Any of these may be fabulously, uniquely beautiful, iconoclastic, inspiring and thought-provoking. A lot of their desirable quality must surely come from the way they command our physical senses. The look, yes of course the look, but the feel, and even the smell must also count? Otherwise, a photograph of the object would be just as satisfactory as the object itself, wouldn’t it? Is there also something about the possession of (or, at least, engagement with) a real, solid object? Otherwise, again, the photo would suffice. And it just doesn’t, does it?

This makes such wonderful objects vulnerable. If they are destroyed or even just damaged, then that’s that. Boof! They’re gone. They cannot simply be replicated, even by the artist themselves, should the original be lost. Their rarity value, therefore, is inbuilt and absolute.

Take a string of words, a rhythm or a melody.

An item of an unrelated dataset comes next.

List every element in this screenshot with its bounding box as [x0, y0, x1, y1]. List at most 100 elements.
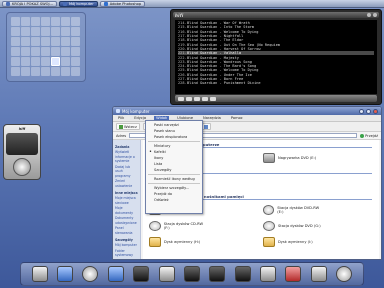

These too can be beautiful, iconoclastic, inspiring and thought-provoking. They may be embedded in a sensually-engaging object (a beautiful book, a show-stopping performance), but it is the arrangement of the beats, notes or words that is the essence of the work. So the rarity thing does not apply here. These arrangements can be easily, perfectly replicated in their thousands, with no diminishment of their inherent value.

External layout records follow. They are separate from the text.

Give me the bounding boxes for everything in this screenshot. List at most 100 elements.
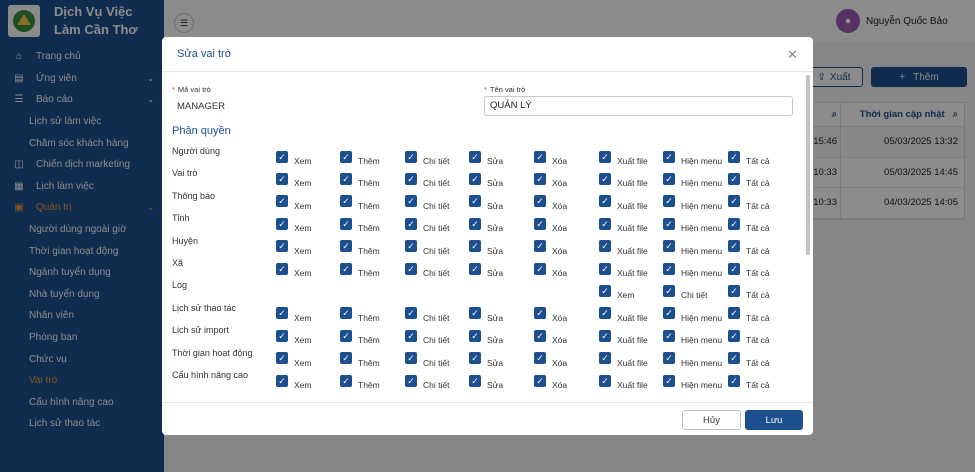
permission-checkbox[interactable]: ✓ Xuất file	[599, 192, 648, 211]
permission-checkbox[interactable]: ✓ Tất cả	[728, 281, 770, 300]
check-icon: ✓	[534, 262, 546, 275]
permission-checkbox[interactable]: ✓ Xóa	[534, 259, 567, 278]
check-icon: ✓	[728, 217, 740, 230]
permission-checkbox[interactable]: ✓ Xuất file	[599, 326, 648, 345]
permission-checkbox[interactable]: ✓ Thêm	[340, 371, 380, 390]
permission-checkbox[interactable]: ✓ Thêm	[340, 326, 380, 345]
permission-checkbox[interactable]: ✓ Xem	[276, 349, 311, 368]
permission-checkbox[interactable]: ✓ Sửa	[469, 192, 503, 211]
permission-checkbox[interactable]: ✓ Tất cả	[728, 349, 770, 368]
permission-checkbox[interactable]: ✓ Xem	[276, 169, 311, 188]
permission-checkbox[interactable]: ✓ Sửa	[469, 259, 503, 278]
permission-label: Chi tiết	[423, 312, 450, 323]
permission-checkbox[interactable]: ✓ Thêm	[340, 147, 380, 166]
permission-checkbox[interactable]: ✓ Sửa	[469, 326, 503, 345]
modal-scrollbar[interactable]	[806, 75, 810, 255]
permission-checkbox[interactable]: ✓ Hiện menu	[663, 304, 722, 323]
permission-checkbox[interactable]: ✓ Chi tiết	[405, 169, 449, 188]
permission-checkbox[interactable]: ✓ Xem	[276, 326, 311, 345]
permission-checkbox[interactable]: ✓ Xuất file	[599, 147, 648, 166]
permission-checkbox[interactable]: ✓ Chi tiết	[405, 259, 449, 278]
permission-checkbox[interactable]: ✓ Tất cả	[728, 147, 770, 166]
permission-checkbox[interactable]: ✓ Hiện menu	[663, 371, 722, 390]
permission-checkbox[interactable]: ✓ Thêm	[340, 169, 380, 188]
permission-checkbox[interactable]: ✓ Xem	[599, 281, 634, 300]
permission-checkbox[interactable]: ✓ Sửa	[469, 214, 503, 233]
permission-checkbox[interactable]: ✓ Tất cả	[728, 169, 770, 188]
save-button[interactable]: Lưu	[745, 410, 803, 430]
permission-checkbox[interactable]: ✓ Xóa	[534, 304, 567, 323]
permission-label: Xóa	[552, 380, 568, 390]
permission-checkbox[interactable]: ✓ Chi tiết	[405, 192, 449, 211]
permission-checkbox[interactable]: ✓ Xuất file	[599, 214, 648, 233]
permission-checkbox[interactable]: ✓ Thêm	[340, 237, 380, 256]
permission-checkbox[interactable]: ✓ Hiện menu	[663, 214, 722, 233]
permission-row: Log ✓ Xem ✓ Chi tiết ✓ Tất cả	[162, 280, 802, 302]
permission-checkbox[interactable]: ✓ Xem	[276, 192, 311, 211]
role-name-input[interactable]: QUẢN LÝ	[484, 96, 793, 116]
permission-checkbox[interactable]: ✓ Sửa	[469, 237, 503, 256]
permission-checkbox[interactable]: ✓ Xóa	[534, 192, 567, 211]
permission-checkbox[interactable]: ✓ Sửa	[469, 349, 503, 368]
permission-checkbox[interactable]: ✓ Xuất file	[599, 169, 648, 188]
permission-checkbox[interactable]: ✓ Sửa	[469, 304, 503, 323]
permission-checkbox[interactable]: ✓ Chi tiết	[405, 349, 449, 368]
permission-checkbox[interactable]: ✓ Tất cả	[728, 326, 770, 345]
permission-label: Hiện menu	[681, 245, 723, 256]
close-icon[interactable]: ✕	[787, 47, 798, 63]
permission-checkbox[interactable]: ✓ Xóa	[534, 349, 567, 368]
cancel-button[interactable]: Hủy	[682, 410, 741, 430]
modal-title: Sửa vai trò	[162, 37, 813, 72]
permission-checkbox[interactable]: ✓ Chi tiết	[405, 237, 449, 256]
permission-checkbox[interactable]: ✓ Hiện menu	[663, 237, 722, 256]
permission-checkbox[interactable]: ✓ Xóa	[534, 169, 567, 188]
permission-checkbox[interactable]: ✓ Xuất file	[599, 259, 648, 278]
permission-checkbox[interactable]: ✓ Thêm	[340, 214, 380, 233]
permission-checkbox[interactable]: ✓ Chi tiết	[405, 214, 449, 233]
permission-checkbox[interactable]: ✓ Xóa	[534, 371, 567, 390]
permission-checkbox[interactable]: ✓ Hiện menu	[663, 147, 722, 166]
permission-checkbox[interactable]: ✓ Thêm	[340, 259, 380, 278]
permission-checkbox[interactable]: ✓ Tất cả	[728, 371, 770, 390]
permission-checkbox[interactable]: ✓ Xuất file	[599, 371, 648, 390]
permission-checkbox[interactable]: ✓ Chi tiết	[405, 304, 449, 323]
permission-checkbox[interactable]: ✓ Chi tiết	[405, 326, 449, 345]
permission-checkbox[interactable]: ✓ Tất cả	[728, 304, 770, 323]
permission-checkbox[interactable]: ✓ Xóa	[534, 147, 567, 166]
permission-checkbox[interactable]: ✓ Xóa	[534, 326, 567, 345]
permission-checkbox[interactable]: ✓ Tất cả	[728, 259, 770, 278]
permission-checkbox[interactable]: ✓ Xem	[276, 237, 311, 256]
permission-label: Sửa	[487, 357, 504, 368]
permission-checkbox[interactable]: ✓ Sửa	[469, 371, 503, 390]
permission-checkbox[interactable]: ✓ Xem	[276, 259, 311, 278]
permission-checkbox[interactable]: ✓ Chi tiết	[663, 281, 707, 300]
permission-checkbox[interactable]: ✓ Hiện menu	[663, 192, 722, 211]
permission-checkbox[interactable]: ✓ Xuất file	[599, 237, 648, 256]
check-icon: ✓	[469, 352, 481, 365]
permission-checkbox[interactable]: ✓ Hiện menu	[663, 169, 722, 188]
check-icon: ✓	[340, 240, 352, 253]
permission-checkbox[interactable]: ✓ Xuất file	[599, 349, 648, 368]
permission-checkbox[interactable]: ✓ Xem	[276, 304, 311, 323]
permission-checkbox[interactable]: ✓ Chi tiết	[405, 371, 449, 390]
permission-checkbox[interactable]: ✓ Tất cả	[728, 237, 770, 256]
permission-checkbox[interactable]: ✓ Hiện menu	[663, 259, 722, 278]
permission-checkbox[interactable]: ✓ Tất cả	[728, 192, 770, 211]
permission-checkbox[interactable]: ✓ Xóa	[534, 237, 567, 256]
permission-checkbox[interactable]: ✓ Xóa	[534, 214, 567, 233]
permission-checkbox[interactable]: ✓ Tất cả	[728, 214, 770, 233]
permission-checkbox[interactable]: ✓ Chi tiết	[405, 147, 449, 166]
permission-name: Vai trò	[172, 168, 198, 179]
permission-checkbox[interactable]: ✓ Thêm	[340, 304, 380, 323]
permission-checkbox[interactable]: ✓ Xem	[276, 371, 311, 390]
permission-checkbox[interactable]: ✓ Hiện menu	[663, 326, 722, 345]
permission-label: Chi tiết	[681, 290, 708, 301]
permission-checkbox[interactable]: ✓ Thêm	[340, 349, 380, 368]
permission-checkbox[interactable]: ✓ Xem	[276, 214, 311, 233]
permission-checkbox[interactable]: ✓ Hiện menu	[663, 349, 722, 368]
permission-checkbox[interactable]: ✓ Thêm	[340, 192, 380, 211]
permission-checkbox[interactable]: ✓ Xem	[276, 147, 311, 166]
permission-checkbox[interactable]: ✓ Sửa	[469, 147, 503, 166]
permission-checkbox[interactable]: ✓ Sửa	[469, 169, 503, 188]
permission-checkbox[interactable]: ✓ Xuất file	[599, 304, 648, 323]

In the same way, they cannot be destroyed. If a book or a sheet of music is deliberately burnt, another copy yet holds the idea safe. Even if all physical copies are gone, it still doesn’t destroy the idea. The idea is, I suppose, susceptible to being forgotten but even that doesn’t really destroy it. It just makes it impossible to find.

So, on the one hand, there are unique, solid objects – rare, precious and perishable. On the other, there are strings of ideas – easily and cheaply reproduced and disseminated but, effectively, immortal.

Which would you rather?

*with apologies to Jean-Paul Sartre. This is all his fault.